コロナ禍の中国で知った紙ストローの惨状
そのような次世代ストローの旗手である上官さんだが、学生時代、環境問題への興味は「まったくなかった」というから意外だ。SDGsに関心を抱いたのはコロナ禍がきっかけだった。
中国人男性と結婚し、夫の故郷で出産した上官さん。義理の両親に孫の顔を見せ終えたら帰国しようと考えていた矢先、世界をコロナ禍が襲った。すでに帰国の手続きも済ませていたにもかかわらず日本へ戻ることが許されず、中国に滞在し義理の父が営む製紙会社を手伝うことに。そこで大量の紙ストローを目撃したのである。
「てっきりこれから発送するのかと思いきや、すべて返品でした。紙ストローは私も苦手でしたから返品される理由もわかるのですが、さすがにもったいないと思いましたね。そして『もっと丈夫にするためにプラスチックコーティングする』という話になり、地球のために紙にしたのに、これでは本末転倒だと、怒りに近い感情が湧いたんです」
なんとかしたい、と突き動かされた。そして上官さんは中国の米を使ってストローの試作をはじめる。タピオカ粉でストローを製造する工場から機械を借り、最終的には新たな機械を特注するまでに至った。
「始めの頃の米ストローは乾燥すると曲がってしまい、割れやすかった。米とでんぷんの配合比率に悩みましたね。これまで商品開発をやった経験がなかったので、テストに約2年かかりました。ただ、長く時間を費やしたぶん、米ストローへの愛着もいっそう深まったんです」
「農家の方に怒られるんじゃないか」と不安だった
ついに試作品に自信がもてた上官さんは日本領事館に頼み込み、米ストロー製造機とともに2021年に帰国。いよいよ国産米ストローの製造・販売に着手する。
「当初は農家の方から『お米をストローにするなんて』と怒られるのではないか不安でした。ところが、粒が小さかったり形が悪かったりするだけで店頭に並ぶことなく廃棄されていたお米が商品になるんだと、とても喜んでくださったのです。『農家の光になってほしい』『九州から世界へ発信して』とまでおっしゃられ、さらに奮起しました。もしも農家から反対されていたら、きっと続けられなかったですね」
そうして米ストローの噂はじわじわと広まり、「うちの地元の米でノベルティのストローを作ってほしい」「当社の天然水とコラボしてほしい」などの依頼が続々とくるようになった。現在、製造の半数がOEMだという。

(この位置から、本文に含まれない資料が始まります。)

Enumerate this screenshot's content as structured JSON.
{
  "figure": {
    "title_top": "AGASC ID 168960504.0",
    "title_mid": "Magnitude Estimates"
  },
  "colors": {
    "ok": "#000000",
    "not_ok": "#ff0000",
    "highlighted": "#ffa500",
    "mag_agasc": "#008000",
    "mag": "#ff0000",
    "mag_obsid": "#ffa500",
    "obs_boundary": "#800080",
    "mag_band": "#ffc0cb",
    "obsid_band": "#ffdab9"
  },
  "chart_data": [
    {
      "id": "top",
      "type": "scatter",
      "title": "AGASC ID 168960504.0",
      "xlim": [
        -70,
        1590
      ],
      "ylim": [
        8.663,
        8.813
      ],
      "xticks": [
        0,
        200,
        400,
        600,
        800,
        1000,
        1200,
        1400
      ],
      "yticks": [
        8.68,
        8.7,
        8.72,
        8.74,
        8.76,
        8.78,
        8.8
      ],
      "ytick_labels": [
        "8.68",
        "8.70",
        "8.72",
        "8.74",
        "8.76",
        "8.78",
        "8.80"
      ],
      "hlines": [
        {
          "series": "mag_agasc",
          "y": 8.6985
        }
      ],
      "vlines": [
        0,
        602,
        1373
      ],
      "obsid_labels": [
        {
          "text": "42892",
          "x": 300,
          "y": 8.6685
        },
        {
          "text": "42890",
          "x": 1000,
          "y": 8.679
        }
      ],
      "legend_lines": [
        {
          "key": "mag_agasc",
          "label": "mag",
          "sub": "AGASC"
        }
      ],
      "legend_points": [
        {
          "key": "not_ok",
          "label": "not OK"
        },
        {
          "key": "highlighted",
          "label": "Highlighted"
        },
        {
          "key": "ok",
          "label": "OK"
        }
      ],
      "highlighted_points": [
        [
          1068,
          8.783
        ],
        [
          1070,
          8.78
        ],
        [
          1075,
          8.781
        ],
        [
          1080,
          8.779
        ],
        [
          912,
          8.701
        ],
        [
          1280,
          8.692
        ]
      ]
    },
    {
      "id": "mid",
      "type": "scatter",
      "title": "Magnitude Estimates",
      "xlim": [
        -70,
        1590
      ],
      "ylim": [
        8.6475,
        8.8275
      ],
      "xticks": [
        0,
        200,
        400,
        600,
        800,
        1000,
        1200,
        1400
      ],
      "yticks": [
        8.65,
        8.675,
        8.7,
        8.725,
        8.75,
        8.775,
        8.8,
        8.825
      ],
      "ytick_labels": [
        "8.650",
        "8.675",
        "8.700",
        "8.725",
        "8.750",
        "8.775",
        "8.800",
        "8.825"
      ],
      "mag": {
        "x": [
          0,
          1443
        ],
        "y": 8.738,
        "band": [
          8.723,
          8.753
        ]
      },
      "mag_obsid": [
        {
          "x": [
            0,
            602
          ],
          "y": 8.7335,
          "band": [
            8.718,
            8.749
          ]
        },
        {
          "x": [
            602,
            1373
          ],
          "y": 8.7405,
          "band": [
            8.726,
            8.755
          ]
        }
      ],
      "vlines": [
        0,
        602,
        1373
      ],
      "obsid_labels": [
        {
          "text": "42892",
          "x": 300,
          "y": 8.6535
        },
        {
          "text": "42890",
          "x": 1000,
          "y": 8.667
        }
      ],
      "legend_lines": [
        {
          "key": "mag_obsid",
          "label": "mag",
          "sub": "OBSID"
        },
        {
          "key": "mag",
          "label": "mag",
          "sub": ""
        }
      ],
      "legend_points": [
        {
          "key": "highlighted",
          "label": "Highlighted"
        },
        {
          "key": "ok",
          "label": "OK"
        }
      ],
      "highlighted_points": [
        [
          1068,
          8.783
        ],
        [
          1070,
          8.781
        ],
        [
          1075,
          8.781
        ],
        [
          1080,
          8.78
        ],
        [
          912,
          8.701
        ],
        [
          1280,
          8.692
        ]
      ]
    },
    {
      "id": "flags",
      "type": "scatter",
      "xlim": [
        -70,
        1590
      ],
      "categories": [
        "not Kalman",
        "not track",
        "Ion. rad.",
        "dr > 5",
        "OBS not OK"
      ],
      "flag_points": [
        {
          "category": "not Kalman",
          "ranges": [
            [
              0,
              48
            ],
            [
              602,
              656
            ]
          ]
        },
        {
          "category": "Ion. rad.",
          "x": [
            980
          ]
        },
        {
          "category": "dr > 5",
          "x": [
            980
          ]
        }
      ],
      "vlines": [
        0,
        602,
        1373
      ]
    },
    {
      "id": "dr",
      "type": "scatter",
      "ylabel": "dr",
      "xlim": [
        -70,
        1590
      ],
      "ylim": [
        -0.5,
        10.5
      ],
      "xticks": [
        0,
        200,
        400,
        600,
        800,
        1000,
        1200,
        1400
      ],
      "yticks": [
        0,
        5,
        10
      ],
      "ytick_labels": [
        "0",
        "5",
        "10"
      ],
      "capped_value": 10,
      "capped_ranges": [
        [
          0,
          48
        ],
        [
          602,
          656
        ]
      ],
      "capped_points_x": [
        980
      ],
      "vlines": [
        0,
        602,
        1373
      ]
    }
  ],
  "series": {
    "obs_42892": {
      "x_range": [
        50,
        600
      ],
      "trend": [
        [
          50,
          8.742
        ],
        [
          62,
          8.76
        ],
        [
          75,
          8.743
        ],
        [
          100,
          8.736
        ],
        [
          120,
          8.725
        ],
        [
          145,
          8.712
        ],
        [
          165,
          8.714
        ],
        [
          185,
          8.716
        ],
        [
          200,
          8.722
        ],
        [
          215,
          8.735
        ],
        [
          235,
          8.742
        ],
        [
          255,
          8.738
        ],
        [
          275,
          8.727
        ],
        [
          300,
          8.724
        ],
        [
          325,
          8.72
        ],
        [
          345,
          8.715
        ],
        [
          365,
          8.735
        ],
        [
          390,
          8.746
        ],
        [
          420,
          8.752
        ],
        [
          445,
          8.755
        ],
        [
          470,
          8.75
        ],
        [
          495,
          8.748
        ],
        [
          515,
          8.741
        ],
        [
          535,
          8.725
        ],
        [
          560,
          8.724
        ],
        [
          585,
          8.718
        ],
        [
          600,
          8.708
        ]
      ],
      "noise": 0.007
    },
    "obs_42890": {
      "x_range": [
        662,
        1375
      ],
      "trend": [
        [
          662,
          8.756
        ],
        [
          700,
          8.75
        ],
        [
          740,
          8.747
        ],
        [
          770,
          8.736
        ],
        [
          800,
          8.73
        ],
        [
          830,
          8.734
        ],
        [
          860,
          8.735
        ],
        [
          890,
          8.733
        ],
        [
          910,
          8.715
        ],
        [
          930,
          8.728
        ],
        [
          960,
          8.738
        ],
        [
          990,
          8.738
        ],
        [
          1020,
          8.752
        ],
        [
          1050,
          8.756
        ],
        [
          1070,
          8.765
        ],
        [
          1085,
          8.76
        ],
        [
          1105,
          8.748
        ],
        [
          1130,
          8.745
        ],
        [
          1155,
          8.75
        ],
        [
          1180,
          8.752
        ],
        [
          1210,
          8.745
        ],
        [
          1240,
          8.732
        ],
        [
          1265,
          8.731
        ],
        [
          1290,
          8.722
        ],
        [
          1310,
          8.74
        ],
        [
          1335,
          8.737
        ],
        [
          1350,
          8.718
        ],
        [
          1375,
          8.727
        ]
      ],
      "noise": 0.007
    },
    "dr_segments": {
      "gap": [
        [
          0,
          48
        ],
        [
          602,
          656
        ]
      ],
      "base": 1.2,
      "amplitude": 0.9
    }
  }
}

それにしても、環境問題への関心も開発経験も皆無だった上官さんが、製造機をオーダーメイドしてまで米ストローにのめりこむとは。その情熱の理由はいったいなんだろう。
「母親になった経験が大きいですね。子どもたちの50年後・100年後を考えて、300年も同じ形のまま残ってしまうプラスチックを別の素材に代替してゆく、それは今の大人たちの義務じゃないかと思ったんです」
現在、UPayの米ストローはリッツカールトン福岡、長崎マリオットホテル、和歌山のアドベンチャーワールドなどで導入されている。また、福岡県の水族館「マリンワールド海の中」では同館の公式グッズとしても販売を始めた。話題の新商品「ツシマヤマネコ米ストロー」はECサイトから購入が可能だ。
米国ではストローをプラスチック製に戻す動きが始まったが、お米の国である日本は、やはりひと味違うのだ。